De plus en plus vite.
Une des grandes évolutions de notre société est d’inventer, grâce à l’ingéniosité humaine, des moyens d’aller plus vite et encore plus vite. Nous ne pouvons pas rallonger le temps, alors, nous le compressons. En réduisant le temps que nous consacrons à chaque activité, nous libérons du temps !

Manger plus vite (trop vite), se déplacer plus vite, parfois trop vite, travailler plus vite (le temps c’est de l’argent), se contacter, être informé, acheter, se renseigner, être connecté plus vite et bien d’autres moments de notre vie où nous tentons de « gagner du temps ».

Mais le temps n’est pas à gagner. Il nous est donné. Dès notre naissance nous avons du temps, nous avons notre temps, tout notre temps. Alors, si effectivement notre évolution nous permet, grâce à de nouvelles technologies, d’effectuer nos tâches plus vite, et ainsi nous dégager de l’espace temporel, il est urgent de s’arrêter sur ce que nous en faisons.

Certes, il serait dommage de ne pas profiter de ces évolutions, nous permettant d’effectuer des activités, des tâches plus rapidement. Pour un résultat équivalent, bien sûr.

Mais attention ! Le résultat n’est pas le seul intérêt. L’attention, la concentration, les émotions et les gestes, du plus simple au plus compliqué, du plus fastidieux au plus jouissif, tout ce qui accompagne et remplit ce temps passé, fait notre existence. Alors méfions-nous de ne pas trop contracter le temps passé à nos activités, sous peine de perdre ce que chacune d’elle nous apporte de vie.

Et attention ! Attention à ne pas sombrer dans cette boulimie d’activités remplissant chaque instant libre de notre existence. Nous obligeant à une course pour, de nouveau, libérer du temps à remplir.
Nous nous créons ainsi, impatients, fatigués et énervés, car nous avons le sentiment de ne plus maîtriser ce qui nous appartient : notre temps.

Comme le disait cette vieille dame à la caisse d’un supermarché…
Tandis qu’elle cherchait, de sa faible vue, à trier les pièces jaunes de son porte-monnaie, elle s’est aperçue de l’impatience de certaines personnes dans la file d’attente derrière elle. Et, tout en regardant la caissière et accompagné d’un long soupir elle dit :
…  « Tant de gens ont une montre mais pas de temps »

Et enfin, Attention.

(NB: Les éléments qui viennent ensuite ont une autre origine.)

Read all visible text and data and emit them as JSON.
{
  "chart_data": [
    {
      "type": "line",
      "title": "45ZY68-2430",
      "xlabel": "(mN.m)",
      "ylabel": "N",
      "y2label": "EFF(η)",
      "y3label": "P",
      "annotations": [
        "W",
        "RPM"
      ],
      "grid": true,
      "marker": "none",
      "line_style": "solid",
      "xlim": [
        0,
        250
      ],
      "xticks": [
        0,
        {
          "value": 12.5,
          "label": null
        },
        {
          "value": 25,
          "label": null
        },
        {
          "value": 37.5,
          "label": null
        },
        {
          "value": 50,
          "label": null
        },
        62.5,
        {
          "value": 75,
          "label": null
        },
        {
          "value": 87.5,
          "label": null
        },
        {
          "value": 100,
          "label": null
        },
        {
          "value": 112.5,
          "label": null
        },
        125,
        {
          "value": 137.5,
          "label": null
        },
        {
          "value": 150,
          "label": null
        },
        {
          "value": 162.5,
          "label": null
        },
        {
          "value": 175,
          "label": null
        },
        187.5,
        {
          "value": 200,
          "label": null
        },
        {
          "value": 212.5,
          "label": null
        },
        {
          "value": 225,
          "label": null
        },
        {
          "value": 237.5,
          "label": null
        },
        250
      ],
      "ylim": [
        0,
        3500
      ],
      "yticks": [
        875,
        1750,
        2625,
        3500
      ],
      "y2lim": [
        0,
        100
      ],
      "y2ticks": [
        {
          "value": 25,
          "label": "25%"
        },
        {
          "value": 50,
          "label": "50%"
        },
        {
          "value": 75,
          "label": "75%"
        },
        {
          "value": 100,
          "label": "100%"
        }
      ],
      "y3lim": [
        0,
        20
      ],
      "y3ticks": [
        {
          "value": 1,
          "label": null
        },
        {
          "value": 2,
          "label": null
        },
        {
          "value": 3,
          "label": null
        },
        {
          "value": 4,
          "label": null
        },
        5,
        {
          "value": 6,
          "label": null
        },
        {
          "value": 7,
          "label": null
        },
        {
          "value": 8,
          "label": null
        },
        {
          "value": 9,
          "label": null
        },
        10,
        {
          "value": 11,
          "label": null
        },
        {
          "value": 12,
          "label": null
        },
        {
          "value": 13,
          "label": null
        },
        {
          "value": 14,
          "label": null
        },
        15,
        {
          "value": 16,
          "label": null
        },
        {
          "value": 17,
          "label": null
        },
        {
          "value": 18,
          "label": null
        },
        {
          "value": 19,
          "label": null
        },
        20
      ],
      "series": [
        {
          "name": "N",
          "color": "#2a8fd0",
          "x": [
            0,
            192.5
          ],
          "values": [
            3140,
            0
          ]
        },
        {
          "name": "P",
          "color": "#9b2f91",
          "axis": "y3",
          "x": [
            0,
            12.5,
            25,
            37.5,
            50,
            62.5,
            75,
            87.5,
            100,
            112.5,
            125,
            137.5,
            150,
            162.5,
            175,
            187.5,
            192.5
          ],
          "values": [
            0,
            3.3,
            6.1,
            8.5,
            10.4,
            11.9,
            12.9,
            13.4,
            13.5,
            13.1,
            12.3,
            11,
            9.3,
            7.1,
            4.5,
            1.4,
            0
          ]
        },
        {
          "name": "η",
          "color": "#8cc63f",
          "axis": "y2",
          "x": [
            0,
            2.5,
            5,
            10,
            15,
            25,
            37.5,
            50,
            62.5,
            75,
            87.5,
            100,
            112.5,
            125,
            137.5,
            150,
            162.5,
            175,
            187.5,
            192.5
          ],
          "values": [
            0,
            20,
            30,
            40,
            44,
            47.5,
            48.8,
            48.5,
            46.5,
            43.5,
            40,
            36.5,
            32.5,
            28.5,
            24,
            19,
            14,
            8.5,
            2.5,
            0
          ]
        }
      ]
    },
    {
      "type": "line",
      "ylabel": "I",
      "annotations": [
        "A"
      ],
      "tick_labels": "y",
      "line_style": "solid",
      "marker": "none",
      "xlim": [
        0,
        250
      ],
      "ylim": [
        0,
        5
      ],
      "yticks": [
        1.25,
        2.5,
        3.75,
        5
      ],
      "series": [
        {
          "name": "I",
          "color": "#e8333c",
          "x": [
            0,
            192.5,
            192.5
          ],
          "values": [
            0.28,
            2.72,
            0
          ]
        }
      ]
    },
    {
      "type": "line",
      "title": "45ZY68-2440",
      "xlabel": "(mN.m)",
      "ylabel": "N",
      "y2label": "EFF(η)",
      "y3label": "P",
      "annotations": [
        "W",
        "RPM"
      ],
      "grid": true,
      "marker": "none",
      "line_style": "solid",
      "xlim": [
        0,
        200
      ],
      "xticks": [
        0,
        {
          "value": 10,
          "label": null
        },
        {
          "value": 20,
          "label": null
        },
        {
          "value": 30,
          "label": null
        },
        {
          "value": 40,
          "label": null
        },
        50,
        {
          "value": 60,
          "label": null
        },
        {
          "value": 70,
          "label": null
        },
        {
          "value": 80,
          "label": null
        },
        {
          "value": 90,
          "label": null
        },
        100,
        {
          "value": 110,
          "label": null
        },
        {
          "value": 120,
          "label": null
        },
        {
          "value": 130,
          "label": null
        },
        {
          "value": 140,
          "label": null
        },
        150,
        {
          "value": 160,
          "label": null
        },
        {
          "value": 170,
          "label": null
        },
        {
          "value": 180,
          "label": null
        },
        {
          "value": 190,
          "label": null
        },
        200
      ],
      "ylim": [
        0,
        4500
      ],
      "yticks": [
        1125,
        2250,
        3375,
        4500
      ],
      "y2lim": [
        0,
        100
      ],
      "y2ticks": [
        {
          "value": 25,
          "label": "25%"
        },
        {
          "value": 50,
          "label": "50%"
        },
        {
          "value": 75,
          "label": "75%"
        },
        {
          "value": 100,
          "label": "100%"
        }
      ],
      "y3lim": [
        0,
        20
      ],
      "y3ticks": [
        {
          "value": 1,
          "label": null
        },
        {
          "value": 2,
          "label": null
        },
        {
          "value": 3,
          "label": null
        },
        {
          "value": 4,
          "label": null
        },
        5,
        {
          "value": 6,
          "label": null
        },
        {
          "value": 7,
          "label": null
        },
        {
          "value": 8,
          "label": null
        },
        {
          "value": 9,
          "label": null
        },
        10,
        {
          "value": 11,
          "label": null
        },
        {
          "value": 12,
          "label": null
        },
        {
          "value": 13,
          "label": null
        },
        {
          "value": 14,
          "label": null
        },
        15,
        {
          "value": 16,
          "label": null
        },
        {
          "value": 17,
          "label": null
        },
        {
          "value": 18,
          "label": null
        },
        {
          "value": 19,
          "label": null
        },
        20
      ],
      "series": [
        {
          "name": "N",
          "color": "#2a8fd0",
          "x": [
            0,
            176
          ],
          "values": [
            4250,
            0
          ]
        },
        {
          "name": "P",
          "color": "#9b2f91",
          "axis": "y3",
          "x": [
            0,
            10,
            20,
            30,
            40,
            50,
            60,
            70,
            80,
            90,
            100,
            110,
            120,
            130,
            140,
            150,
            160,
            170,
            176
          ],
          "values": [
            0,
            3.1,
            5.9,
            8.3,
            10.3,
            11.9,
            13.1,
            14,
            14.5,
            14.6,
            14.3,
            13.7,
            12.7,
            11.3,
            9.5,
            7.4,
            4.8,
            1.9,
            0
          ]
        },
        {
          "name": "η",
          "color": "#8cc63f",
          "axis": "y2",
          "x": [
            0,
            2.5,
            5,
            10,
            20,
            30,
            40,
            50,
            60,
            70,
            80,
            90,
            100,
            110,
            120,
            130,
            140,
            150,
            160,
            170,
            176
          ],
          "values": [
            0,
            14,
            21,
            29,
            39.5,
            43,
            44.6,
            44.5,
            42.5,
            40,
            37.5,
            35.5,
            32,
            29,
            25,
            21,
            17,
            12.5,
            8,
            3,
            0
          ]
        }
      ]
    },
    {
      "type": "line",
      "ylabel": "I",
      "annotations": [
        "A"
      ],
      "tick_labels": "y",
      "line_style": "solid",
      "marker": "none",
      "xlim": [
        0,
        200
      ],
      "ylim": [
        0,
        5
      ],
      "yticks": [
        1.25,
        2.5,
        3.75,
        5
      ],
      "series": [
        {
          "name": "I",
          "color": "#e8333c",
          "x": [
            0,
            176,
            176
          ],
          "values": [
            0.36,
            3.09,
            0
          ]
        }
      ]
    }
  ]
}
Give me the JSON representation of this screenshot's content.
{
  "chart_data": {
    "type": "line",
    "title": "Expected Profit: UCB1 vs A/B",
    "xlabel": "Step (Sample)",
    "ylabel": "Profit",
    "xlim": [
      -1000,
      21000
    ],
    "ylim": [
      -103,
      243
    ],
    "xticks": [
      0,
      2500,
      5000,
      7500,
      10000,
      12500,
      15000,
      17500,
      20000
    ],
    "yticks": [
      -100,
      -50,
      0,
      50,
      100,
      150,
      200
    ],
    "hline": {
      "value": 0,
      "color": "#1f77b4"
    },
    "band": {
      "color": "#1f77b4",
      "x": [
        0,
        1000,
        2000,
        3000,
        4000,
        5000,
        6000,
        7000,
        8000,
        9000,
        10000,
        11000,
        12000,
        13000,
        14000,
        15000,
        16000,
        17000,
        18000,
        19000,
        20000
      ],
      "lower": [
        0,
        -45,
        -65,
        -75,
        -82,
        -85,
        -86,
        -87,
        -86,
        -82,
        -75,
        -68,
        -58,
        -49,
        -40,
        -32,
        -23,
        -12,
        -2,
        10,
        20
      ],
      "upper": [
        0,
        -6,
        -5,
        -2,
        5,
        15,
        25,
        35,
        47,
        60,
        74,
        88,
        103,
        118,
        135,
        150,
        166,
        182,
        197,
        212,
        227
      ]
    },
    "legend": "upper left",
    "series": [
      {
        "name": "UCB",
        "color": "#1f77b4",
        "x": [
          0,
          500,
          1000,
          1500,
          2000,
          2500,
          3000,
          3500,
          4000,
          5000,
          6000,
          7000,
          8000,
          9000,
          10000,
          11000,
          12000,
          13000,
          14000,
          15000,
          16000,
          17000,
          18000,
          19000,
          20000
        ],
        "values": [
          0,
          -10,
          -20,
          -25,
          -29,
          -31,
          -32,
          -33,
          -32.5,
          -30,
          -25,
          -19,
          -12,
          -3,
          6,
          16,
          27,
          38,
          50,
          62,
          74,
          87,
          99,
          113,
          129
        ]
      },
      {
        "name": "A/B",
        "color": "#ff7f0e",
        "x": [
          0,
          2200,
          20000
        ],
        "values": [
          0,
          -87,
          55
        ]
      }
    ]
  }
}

Attention ! Restons attentifs à la personne la plus importante pour nous : « Nous-même »
Sachons libérer et profiter du temps pour nous même. Et ainsi, nous découvrir ou nous retrouver, ou simplement nous écouter pour nous comprendre et pouvoir nous occuper de nous. Nous n’en serons que mieux et, conscients de qui nous sommes et du temps que nous nous offrons, nous serons alors plus disponibles aux autres et à ce qui nous entoure.

Notre évolution est à notre service.
Sachons nous en servir pour évoluer.